Two recent papers by Worker Rights Consortium, the Penn State Center for Global Workers’ Rights and Clean Clothes Campaign, “Who will bail out the workers that make our clothes?” and “Abandoned? The Impact of Covid-19 on Workers and Businesses at the Bottom of Global Supply Chains,” highlighted the root causes behind the catastrophic effects of Covid-19 on supply chains. The extreme interconnection and unequal balance of power in supply chains caused brands and retailers to offload the consequences of declining demand for fashion on their suppliers. Apparel companies only pay upon delivery – with factories fronting costs for factories and labour – and have the power in the supply chain to enforce a decision not to pay if it means de facto breach of contract. This means factory owners around the world are left strapped for money to pay their workers’ wages, even for March and even less so for months to come in which no orders might come in at all. In the vast majority of garment producing countries, social protection mechanisms such as health insurance, unemployment insurance or guarantee funds in case of insolvency are absent or insufficient, partly due to decades of downward pressure on the prices paid for garments. Years of failure to take meaningful action on wages have left workers with no savings.
Since the publication of these two papers, a small number of brands have agreed to fulfil their contractual obligations and pay for the orders that factories are already in the process of producing. H&M, PVH Corp., which owns Tommy Hilfiger and Calvin Klein, Zara-owner Inditex, and Target have all agreed to pay for finished or in-production orders.
Ineke Zeldenrust, Clean Clothes Campaign, says: “We call upon other brands to also confirm publicly they will pay for orders that they placed themselves, which are often already produced. Urgent action is needed to ensure that all workers continue to receive their legally mandated wages and benefits, and have sufficient income so they and their families can survive this crisis. Brands and retailers have built their profits on the underpaid labour of workers, knowingly sourcing from countries with insufficient social protection floors. Any action taken now must lay the foundation for the structural changes required in supply chain regulation and legislation both globally and nationally."
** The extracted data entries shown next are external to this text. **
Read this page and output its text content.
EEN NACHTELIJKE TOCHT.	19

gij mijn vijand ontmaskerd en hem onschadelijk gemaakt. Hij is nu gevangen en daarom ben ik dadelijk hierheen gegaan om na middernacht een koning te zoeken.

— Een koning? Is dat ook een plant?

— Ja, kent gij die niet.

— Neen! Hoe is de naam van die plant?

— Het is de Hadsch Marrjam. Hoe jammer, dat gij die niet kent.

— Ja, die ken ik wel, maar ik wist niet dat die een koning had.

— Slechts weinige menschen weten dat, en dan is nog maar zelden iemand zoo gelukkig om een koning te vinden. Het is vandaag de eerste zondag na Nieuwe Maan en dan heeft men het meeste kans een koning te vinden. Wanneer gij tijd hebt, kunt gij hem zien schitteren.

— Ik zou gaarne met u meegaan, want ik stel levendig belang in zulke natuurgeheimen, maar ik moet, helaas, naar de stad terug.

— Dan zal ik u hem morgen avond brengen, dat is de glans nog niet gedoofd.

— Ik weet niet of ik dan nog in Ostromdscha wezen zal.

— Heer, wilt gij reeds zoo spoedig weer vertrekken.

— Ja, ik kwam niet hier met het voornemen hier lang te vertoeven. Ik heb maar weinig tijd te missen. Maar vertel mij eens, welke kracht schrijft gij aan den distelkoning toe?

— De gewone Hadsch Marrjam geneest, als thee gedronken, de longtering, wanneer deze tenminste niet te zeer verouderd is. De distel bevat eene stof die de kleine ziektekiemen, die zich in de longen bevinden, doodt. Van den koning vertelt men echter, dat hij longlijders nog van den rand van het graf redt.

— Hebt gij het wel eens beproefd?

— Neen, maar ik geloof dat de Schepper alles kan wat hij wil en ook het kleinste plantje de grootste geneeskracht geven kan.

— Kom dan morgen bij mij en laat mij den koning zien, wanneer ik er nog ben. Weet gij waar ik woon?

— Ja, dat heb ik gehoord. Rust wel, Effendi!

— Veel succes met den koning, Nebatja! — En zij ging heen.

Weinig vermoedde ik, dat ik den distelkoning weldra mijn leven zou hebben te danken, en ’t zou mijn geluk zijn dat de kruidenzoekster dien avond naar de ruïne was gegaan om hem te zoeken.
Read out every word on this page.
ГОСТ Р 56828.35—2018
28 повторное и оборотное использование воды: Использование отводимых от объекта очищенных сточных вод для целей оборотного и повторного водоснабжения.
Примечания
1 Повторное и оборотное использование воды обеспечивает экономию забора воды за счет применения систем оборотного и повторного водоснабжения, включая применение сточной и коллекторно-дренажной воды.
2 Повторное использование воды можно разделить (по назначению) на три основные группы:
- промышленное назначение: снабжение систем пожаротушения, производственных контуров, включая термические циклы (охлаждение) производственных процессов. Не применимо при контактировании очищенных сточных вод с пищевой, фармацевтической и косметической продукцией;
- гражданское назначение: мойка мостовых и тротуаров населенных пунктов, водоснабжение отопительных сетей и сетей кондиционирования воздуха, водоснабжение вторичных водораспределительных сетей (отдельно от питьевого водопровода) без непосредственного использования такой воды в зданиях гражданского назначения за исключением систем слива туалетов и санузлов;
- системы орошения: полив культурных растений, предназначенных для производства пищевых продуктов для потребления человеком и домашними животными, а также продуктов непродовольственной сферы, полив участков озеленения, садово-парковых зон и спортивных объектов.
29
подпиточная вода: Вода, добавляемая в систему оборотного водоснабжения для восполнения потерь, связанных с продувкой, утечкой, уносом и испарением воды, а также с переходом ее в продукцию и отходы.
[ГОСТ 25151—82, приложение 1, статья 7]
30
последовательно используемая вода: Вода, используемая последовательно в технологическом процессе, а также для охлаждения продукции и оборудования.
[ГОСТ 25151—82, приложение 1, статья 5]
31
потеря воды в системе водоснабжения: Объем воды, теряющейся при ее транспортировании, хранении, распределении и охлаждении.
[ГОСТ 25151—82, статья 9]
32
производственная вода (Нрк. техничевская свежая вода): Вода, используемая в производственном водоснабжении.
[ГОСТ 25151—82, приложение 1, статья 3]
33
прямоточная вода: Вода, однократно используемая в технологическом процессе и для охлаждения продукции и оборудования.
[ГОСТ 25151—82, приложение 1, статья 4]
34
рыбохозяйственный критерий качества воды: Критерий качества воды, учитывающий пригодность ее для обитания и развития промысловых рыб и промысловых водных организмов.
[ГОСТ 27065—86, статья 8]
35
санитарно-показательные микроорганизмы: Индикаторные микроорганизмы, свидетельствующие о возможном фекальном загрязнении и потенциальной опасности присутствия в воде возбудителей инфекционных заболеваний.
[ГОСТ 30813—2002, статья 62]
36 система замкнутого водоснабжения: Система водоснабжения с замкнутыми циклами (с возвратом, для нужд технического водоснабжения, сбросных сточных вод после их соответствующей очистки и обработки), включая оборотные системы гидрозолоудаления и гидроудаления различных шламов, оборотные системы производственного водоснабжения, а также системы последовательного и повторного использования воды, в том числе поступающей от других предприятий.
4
International financial institutions are already pledging to mobilize billions of dollars to support the economies of producing countries. It is critical that such support comes with commitments to put the needs of working people first and mechanisms that ensure this support reaches them. The Global Unions have issued recommendations for how these institutions can ensure an urgent and equitable response to the crisis. It is of utmost importance that workers, both in the factories and those working in retail or distribution, are at the centre of economic solutions in this crisis, to ensure that measures to safeguard people’s health are not leading to their destitution instead.